Material and methods:
Expression analysis was carried out by qRT-PCR. CellTiter-Glo assay (Promega) was used for the determination of cell proliferation. DAPI, AO/EB, and annexin V/PI assays were used to detect apoptosis. Wound healing and Transwell assays were used for cell migration and invasion, respectively. Western blot analysis was used for the determination of protein expression.

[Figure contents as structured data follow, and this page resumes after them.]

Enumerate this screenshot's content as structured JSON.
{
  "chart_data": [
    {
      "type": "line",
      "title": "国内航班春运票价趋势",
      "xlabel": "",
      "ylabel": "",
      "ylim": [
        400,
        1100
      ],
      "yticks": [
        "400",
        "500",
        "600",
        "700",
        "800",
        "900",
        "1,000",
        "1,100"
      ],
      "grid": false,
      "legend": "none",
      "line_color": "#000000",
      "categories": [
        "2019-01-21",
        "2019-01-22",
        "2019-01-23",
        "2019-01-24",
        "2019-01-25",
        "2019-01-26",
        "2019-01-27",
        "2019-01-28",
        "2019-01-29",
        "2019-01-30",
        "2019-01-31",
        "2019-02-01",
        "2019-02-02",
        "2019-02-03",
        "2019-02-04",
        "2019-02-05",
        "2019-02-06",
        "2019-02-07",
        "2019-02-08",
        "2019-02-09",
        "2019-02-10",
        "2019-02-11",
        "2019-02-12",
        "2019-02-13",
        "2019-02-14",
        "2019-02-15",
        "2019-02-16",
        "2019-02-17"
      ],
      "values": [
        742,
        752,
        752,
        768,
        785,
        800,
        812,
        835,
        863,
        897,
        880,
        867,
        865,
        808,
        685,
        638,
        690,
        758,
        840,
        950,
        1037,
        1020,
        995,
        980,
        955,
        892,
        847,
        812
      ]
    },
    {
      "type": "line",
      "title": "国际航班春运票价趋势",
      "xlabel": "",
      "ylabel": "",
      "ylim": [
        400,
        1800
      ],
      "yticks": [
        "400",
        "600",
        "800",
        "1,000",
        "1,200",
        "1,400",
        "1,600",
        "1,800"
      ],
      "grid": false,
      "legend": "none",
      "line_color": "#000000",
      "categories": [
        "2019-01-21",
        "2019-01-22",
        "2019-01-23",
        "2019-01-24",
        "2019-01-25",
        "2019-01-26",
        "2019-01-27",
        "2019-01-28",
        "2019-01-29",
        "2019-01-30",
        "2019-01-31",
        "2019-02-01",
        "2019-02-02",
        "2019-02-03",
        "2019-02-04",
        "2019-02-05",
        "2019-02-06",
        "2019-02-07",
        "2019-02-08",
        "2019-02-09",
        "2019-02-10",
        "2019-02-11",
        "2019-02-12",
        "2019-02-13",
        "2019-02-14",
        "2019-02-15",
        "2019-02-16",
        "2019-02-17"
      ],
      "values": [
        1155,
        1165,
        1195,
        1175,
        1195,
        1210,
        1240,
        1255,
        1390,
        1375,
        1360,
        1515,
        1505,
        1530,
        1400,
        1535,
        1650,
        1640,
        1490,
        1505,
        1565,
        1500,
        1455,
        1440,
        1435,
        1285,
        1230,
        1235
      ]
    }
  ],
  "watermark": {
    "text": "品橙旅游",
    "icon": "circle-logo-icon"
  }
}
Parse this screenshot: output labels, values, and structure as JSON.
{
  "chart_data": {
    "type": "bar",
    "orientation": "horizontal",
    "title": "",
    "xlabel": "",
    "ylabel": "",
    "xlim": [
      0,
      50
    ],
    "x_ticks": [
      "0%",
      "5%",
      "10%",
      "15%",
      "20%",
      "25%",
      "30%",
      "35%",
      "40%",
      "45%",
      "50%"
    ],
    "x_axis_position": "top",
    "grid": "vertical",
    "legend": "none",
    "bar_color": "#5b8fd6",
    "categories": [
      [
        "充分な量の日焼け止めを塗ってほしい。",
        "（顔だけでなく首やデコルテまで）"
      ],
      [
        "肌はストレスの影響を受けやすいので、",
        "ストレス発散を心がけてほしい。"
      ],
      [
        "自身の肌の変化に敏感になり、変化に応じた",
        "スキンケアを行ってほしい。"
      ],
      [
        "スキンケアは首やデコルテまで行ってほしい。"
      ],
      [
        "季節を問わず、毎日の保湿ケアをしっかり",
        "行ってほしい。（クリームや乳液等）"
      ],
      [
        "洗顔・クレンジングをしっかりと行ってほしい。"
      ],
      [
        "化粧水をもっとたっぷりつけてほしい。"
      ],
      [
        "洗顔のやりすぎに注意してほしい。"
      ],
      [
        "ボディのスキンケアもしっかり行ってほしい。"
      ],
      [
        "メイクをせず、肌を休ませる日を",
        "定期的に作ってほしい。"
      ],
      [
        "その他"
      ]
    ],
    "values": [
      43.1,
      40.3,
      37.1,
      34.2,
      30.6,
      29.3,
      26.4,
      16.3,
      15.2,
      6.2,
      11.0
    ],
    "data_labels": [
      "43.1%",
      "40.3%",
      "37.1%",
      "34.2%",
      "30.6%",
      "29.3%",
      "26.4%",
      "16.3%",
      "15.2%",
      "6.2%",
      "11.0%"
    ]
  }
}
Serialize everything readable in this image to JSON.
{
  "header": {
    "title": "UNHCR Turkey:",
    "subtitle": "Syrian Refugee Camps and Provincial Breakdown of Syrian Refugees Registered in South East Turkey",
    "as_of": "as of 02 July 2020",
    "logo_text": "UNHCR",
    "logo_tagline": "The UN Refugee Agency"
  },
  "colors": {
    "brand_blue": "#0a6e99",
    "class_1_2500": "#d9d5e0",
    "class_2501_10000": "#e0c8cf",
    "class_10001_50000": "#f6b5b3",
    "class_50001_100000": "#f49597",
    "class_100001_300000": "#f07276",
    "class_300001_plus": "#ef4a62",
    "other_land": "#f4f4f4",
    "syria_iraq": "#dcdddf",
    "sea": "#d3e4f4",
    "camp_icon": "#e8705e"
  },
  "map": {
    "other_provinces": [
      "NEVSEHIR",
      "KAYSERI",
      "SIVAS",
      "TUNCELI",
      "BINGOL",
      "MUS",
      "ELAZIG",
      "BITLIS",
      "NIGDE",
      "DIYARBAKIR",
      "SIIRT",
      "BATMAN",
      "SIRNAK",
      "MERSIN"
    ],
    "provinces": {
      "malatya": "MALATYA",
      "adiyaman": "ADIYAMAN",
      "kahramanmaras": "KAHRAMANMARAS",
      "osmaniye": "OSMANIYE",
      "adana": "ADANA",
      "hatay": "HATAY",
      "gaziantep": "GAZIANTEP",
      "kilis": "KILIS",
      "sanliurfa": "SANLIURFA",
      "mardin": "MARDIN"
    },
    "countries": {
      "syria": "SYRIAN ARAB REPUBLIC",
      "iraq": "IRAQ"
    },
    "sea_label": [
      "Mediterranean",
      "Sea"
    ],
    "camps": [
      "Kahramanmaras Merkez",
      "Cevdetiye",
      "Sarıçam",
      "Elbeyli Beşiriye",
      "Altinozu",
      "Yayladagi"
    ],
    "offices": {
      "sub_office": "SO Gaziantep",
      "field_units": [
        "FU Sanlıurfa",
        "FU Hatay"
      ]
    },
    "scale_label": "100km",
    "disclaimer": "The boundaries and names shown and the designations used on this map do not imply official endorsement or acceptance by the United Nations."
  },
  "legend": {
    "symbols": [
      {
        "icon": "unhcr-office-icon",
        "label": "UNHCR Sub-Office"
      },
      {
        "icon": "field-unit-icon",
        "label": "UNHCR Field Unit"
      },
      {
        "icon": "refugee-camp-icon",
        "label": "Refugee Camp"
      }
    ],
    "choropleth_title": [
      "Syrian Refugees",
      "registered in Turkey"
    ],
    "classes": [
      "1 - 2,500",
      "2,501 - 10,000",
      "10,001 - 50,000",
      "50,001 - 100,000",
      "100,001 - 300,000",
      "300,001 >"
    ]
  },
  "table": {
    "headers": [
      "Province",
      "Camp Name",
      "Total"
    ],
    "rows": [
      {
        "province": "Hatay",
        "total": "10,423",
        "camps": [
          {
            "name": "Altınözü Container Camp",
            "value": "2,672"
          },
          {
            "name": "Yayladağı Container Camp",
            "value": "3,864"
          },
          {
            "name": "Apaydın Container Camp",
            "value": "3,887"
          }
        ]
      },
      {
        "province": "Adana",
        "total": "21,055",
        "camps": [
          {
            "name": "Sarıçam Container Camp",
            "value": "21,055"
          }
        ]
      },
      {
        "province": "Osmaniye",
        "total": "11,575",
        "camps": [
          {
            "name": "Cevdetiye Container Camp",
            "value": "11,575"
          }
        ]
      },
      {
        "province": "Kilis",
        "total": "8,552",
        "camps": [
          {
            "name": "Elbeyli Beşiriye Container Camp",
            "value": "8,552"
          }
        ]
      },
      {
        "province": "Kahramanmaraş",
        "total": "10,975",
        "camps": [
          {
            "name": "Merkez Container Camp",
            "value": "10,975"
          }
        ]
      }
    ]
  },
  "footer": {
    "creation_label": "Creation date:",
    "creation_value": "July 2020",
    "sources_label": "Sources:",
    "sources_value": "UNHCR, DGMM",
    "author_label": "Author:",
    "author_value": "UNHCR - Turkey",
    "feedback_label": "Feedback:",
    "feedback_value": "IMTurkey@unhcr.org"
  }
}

The study revealed that miR-16 was significantly suppressed in the human glioma cells. Ectopic expression of miR-16 in U118 MG cells inhibited the proliferation via induction of apoptosis. The apoptosis induction was also accompanied by an upsurge of Bax and depletion of Bcl-2. The overexpression of miR-16 also inhibited the migration and invasion of the glioma U118 MG cells, as evident from the wound healing and transwell assays, which were accompanied by the inhibition of metalloproteinase-2 and -9 (MMP-2 and MMP-9). The effects of miR-16 overexpression were also examined on the PI3K/AKT/mTOR signalling pathway. The results showed that miR-16 overexpression inhibited the phosphorylation of the p70S6K, AKT, and mTOR at Ser473, Ser2448, and Thr389, respectively, with no apparent effects on the total PI3K and AKT.

miR-16 acts as tumour suppressor in glioma and may severe as therapeutic target for glioma treatment.